Oculus quietly delivers a successor to its flagship Rift VR headset, and it is called the Oculus Rift S. The most intriguing of the less-major improvements in the Oculus Rift S is an inside-out “Insight” camera tracking system. On a whole, however, the successor to the original Rift from 2016 is sort of “underwhelming”, said many reviewers.
The new VR headset will be able to track your movements by looking at the room directly with the help of five built-in cameras: two in front, one on either side and one up top. These cameras will also help power the Passthrough+ tech that “will let you see the outside world anytime it senses you are about to go out of bounds,” – according to Oculus.
Compared to the 2160 x 1200 resolution on the original Rift, the S features a new 2560 x 1440 LCD screen. However, the Rift S’ per eye resolution of 1280 x 1440 falls only a bit short of what Vive Pro or the HP Reverb has to offer – which is 1440 x 1600 and 2160 x 2160 respectively.

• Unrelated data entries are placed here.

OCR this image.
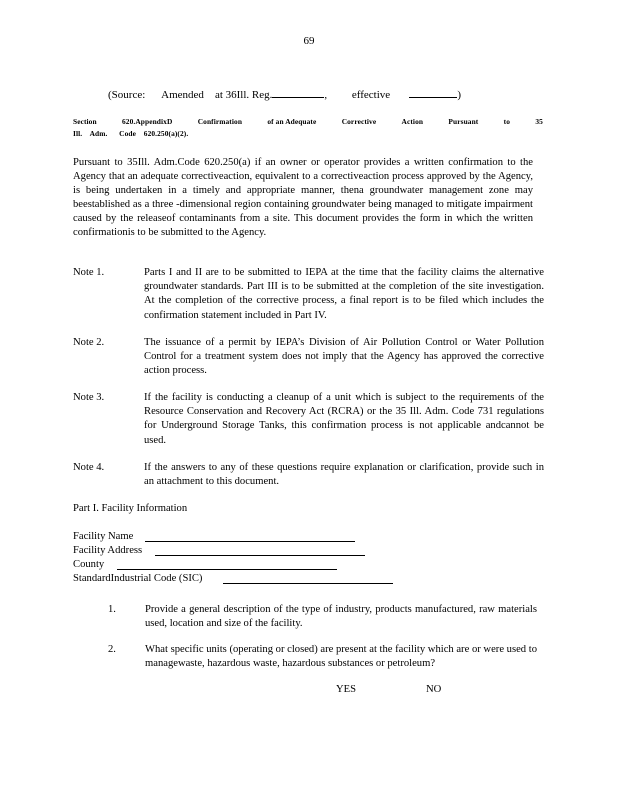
69
(Source: Amended at 36Ill. Reg.	,         effective	)
Section	620.AppendixD	Confirmation	of an Adequate	Corrective	Action	Pursuant	to	35
Ill. Adm. Code 620.250(a)(2).
Pursuant to 35Ill. Adm.Code 620.250(a) if an owner or operator provides a written confirmation to the Agency that an adequate correctiveaction, equivalent to a correctiveaction process approved by the Agency, is being undertaken in a timely and appropriate manner, thena groundwater management zone may beestablished as a three -dimensional region containing groundwater being managed to mitigate impairment caused by the releaseof contaminants from a site. This document provides the form in which the written confirmationis to be submitted to the Agency.
Note 1.	Parts I and II are to be submitted to IEPA at the time that the facility claims the alternative groundwater standards. Part III is to be submitted at the completion of the site investigation. At the completion of the corrective process, a final report is to be filed which includes the confirmation statement included in Part IV.
Note 2.	The issuance of a permit by IEPA’s Division of Air Pollution Control or Water Pollution Control for a treatment system does not imply that the Agency has approved the corrective action process.
Note 3.	If the facility is conducting a cleanup of a unit which is subject to the requirements of the Resource Conservation and Recovery Act (RCRA) or the 35 Ill. Adm. Code 731 regulations for Underground Storage Tanks, this confirmation process is not applicable andcannot be used.
Note 4.	If the answers to any of these questions require explanation or clarification, provide such in an attachment to this document.
Part I. Facility Information
Facility Name
Facility Address
County
StandardIndustrial Code (SIC)
1.	Provide a general description of the type of industry, products manufactured, raw materials used, location and size of the facility.
2.	What specific units (operating or closed) are present at the facility which are or were used to managewaste, hazardous waste, hazardous substances or petroleum?
YES	NO
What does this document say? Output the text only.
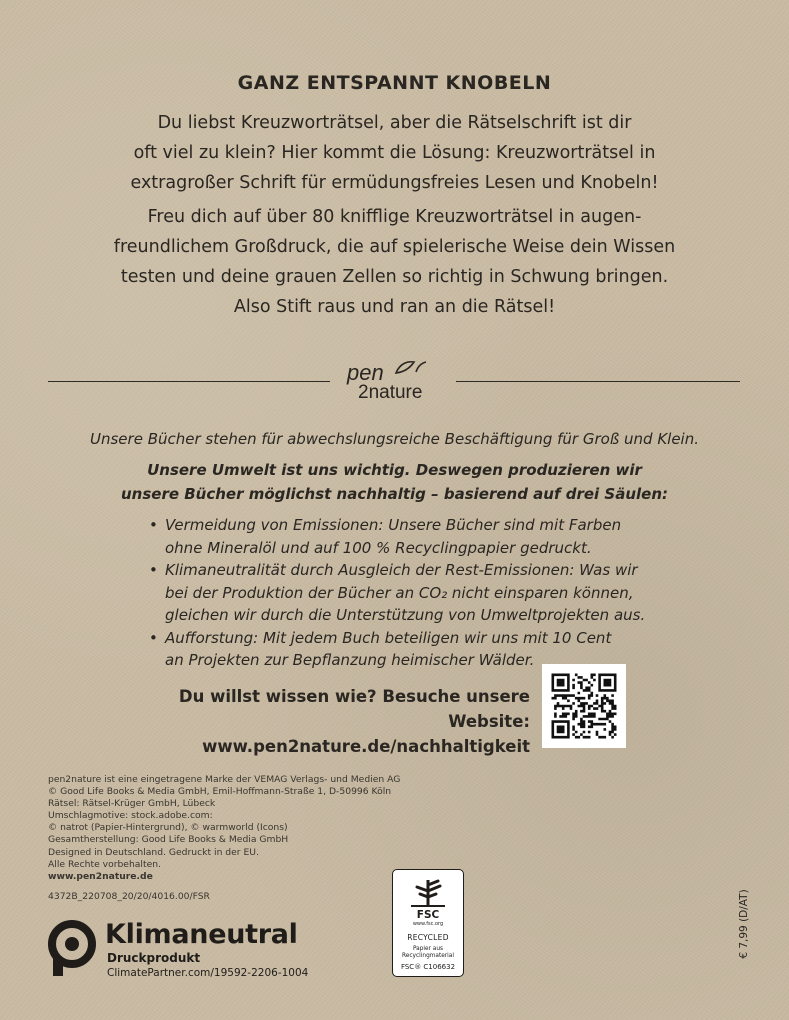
GANZ ENTSPANNT KNOBELN
Du liebst Kreuzworträtsel, aber die Rätselschrift ist dir
oft viel zu klein? Hier kommt die Lösung: Kreuzworträtsel in
extragroßer Schrift für ermüdungsfreies Lesen und Knobeln!
Freu dich auf über 80 knifflige Kreuzworträtsel in augen-
freundlichem Großdruck, die auf spielerische Weise dein Wissen
testen und deine grauen Zellen so richtig in Schwung bringen.
Also Stift raus und ran an die Rätsel!
pen
2nature
Unsere Bücher stehen für abwechslungsreiche Beschäftigung für Groß und Klein.
Unsere Umwelt ist uns wichtig. Deswegen produzieren wir
unsere Bücher möglichst nachhaltig – basierend auf drei Säulen:
• Vermeidung von Emissionen: Unsere Bücher sind mit Farben
ohne Mineralöl und auf 100 % Recyclingpapier gedruckt.
• Klimaneutralität durch Ausgleich der Rest-Emissionen: Was wir
bei der Produktion der Bücher an CO₂ nicht einsparen können,
gleichen wir durch die Unterstützung von Umweltprojekten aus.
• Aufforstung: Mit jedem Buch beteiligen wir uns mit 10 Cent
an Projekten zur Bepflanzung heimischer Wälder.
Du willst wissen wie? Besuche unsere Website:
www.pen2nature.de/nachhaltigkeit
pen2nature ist eine eingetragene Marke der VEMAG Verlags- und Medien AG
© Good Life Books & Media GmbH, Emil-Hoffmann-Straße 1, D-50996 Köln
Rätsel: Rätsel-Krüger GmbH, Lübeck
Umschlagmotive: stock.adobe.com:
© natrot (Papier-Hintergrund), © warmworld (Icons)
Gesamtherstellung: Good Life Books & Media GmbH
Designed in Deutschland. Gedruckt in der EU.
Alle Rechte vorbehalten.
www.pen2nature.de
4372B_220708_20/20/4016.00/FSR
Klimaneutral
Druckprodukt
ClimatePartner.com/19592-2206-1004
FSC
www.fsc.org
RECYCLED
Papier aus
Recyclingmaterial
FSC® C106632
€ 7,99 (D/AT)
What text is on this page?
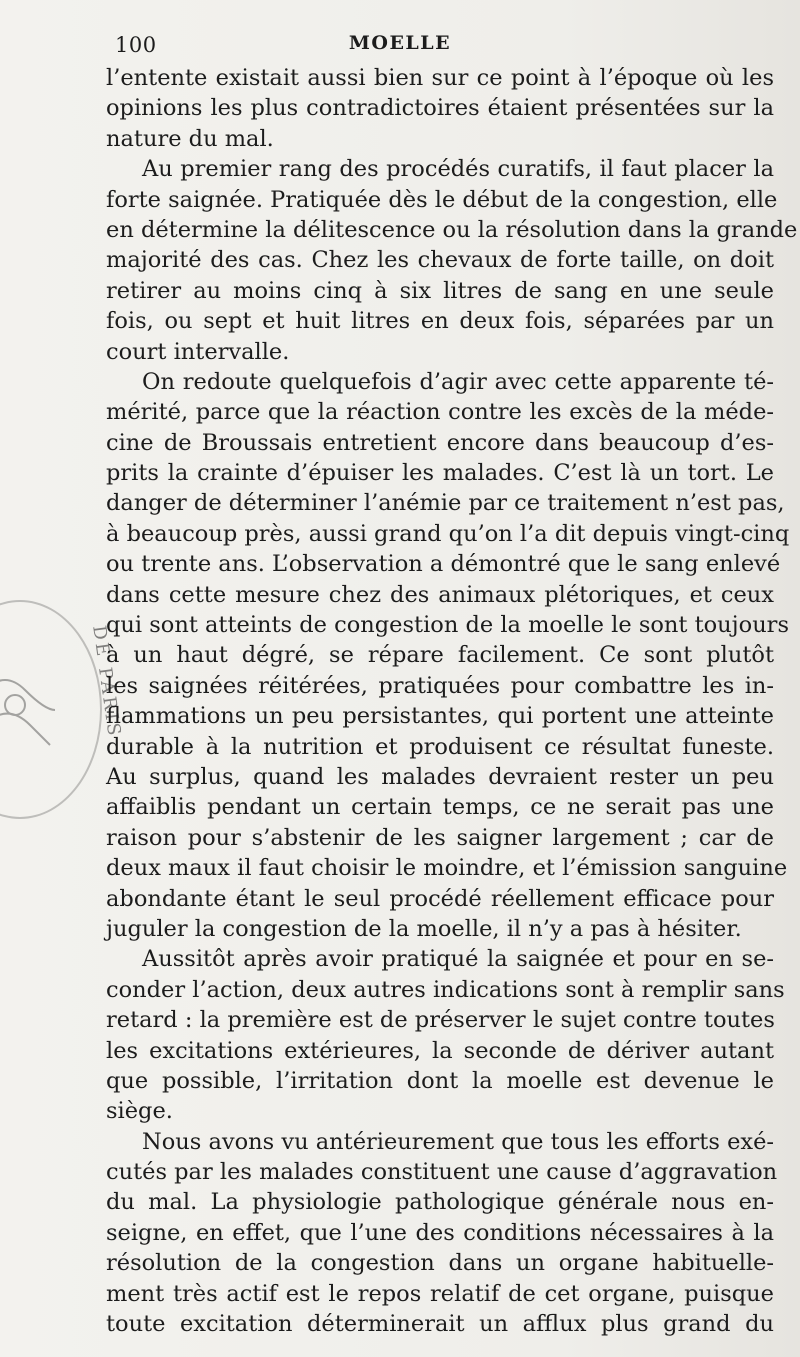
100	MOELLE
DE PARIS
l’entente existait aussi bien sur ce point à l’époque où les
opinions les plus contradictoires étaient présentées sur la
nature du mal.
Au premier rang des procédés curatifs, il faut placer la
forte saignée. Pratiquée dès le début de la congestion, elle
en détermine la délitescence ou la résolution dans la grande
majorité des cas. Chez les chevaux de forte taille, on doit
retirer au moins cinq à six litres de sang en une seule
fois, ou sept et huit litres en deux fois, séparées par un
court intervalle.
On redoute quelquefois d’agir avec cette apparente té-
mérité, parce que la réaction contre les excès de la méde-
cine de Broussais entretient encore dans beaucoup d’es-
prits la crainte d’épuiser les malades. C’est là un tort. Le
danger de déterminer l’anémie par ce traitement n’est pas,
à beaucoup près, aussi grand qu’on l’a dit depuis vingt-cinq
ou trente ans. L’observation a démontré que le sang enlevé
dans cette mesure chez des animaux plétoriques, et ceux
qui sont atteints de congestion de la moelle le sont toujours
à un haut dégré, se répare facilement. Ce sont plutôt
les saignées réitérées, pratiquées pour combattre les in-
flammations un peu persistantes, qui portent une atteinte
durable à la nutrition et produisent ce résultat funeste.
Au surplus, quand les malades devraient rester un peu
affaiblis pendant un certain temps, ce ne serait pas une
raison pour s’abstenir de les saigner largement ; car de
deux maux il faut choisir le moindre, et l’émission sanguine
abondante étant le seul procédé réellement efficace pour
juguler la congestion de la moelle, il n’y a pas à hésiter.
Aussitôt après avoir pratiqué la saignée et pour en se-
conder l’action, deux autres indications sont à remplir sans
retard : la première est de préserver le sujet contre toutes
les excitations extérieures, la seconde de dériver autant
que possible, l’irritation dont la moelle est devenue le
siège.
Nous avons vu antérieurement que tous les efforts exé-
cutés par les malades constituent une cause d’aggravation
du mal. La physiologie pathologique générale nous en-
seigne, en effet, que l’une des conditions nécessaires à la
résolution de la congestion dans un organe habituelle-
ment très actif est le repos relatif de cet organe, puisque
toute excitation déterminerait un afflux plus grand du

It can also be seen that the $400 Rift S’ refresh rate has slightly dipped from that of its predecessor. The original Rift offered 90Hz refresh rate, whereas the new mobile gadget will only deliver an 80Hz. This otherwise means that, with a lower refresh rate, Rift S is less likely to address the potential motion sickness problem.
Nevertheless, Oculus also has a few good surprises in its basket. Oculus – for the new headset – partnered with Lenovo and developed a more comfortable Oculus Rift S headset which features “improved weight distribution, better light blocking, and a redesigned Halo headband” similar to the competitors’ – the reviewers wrote.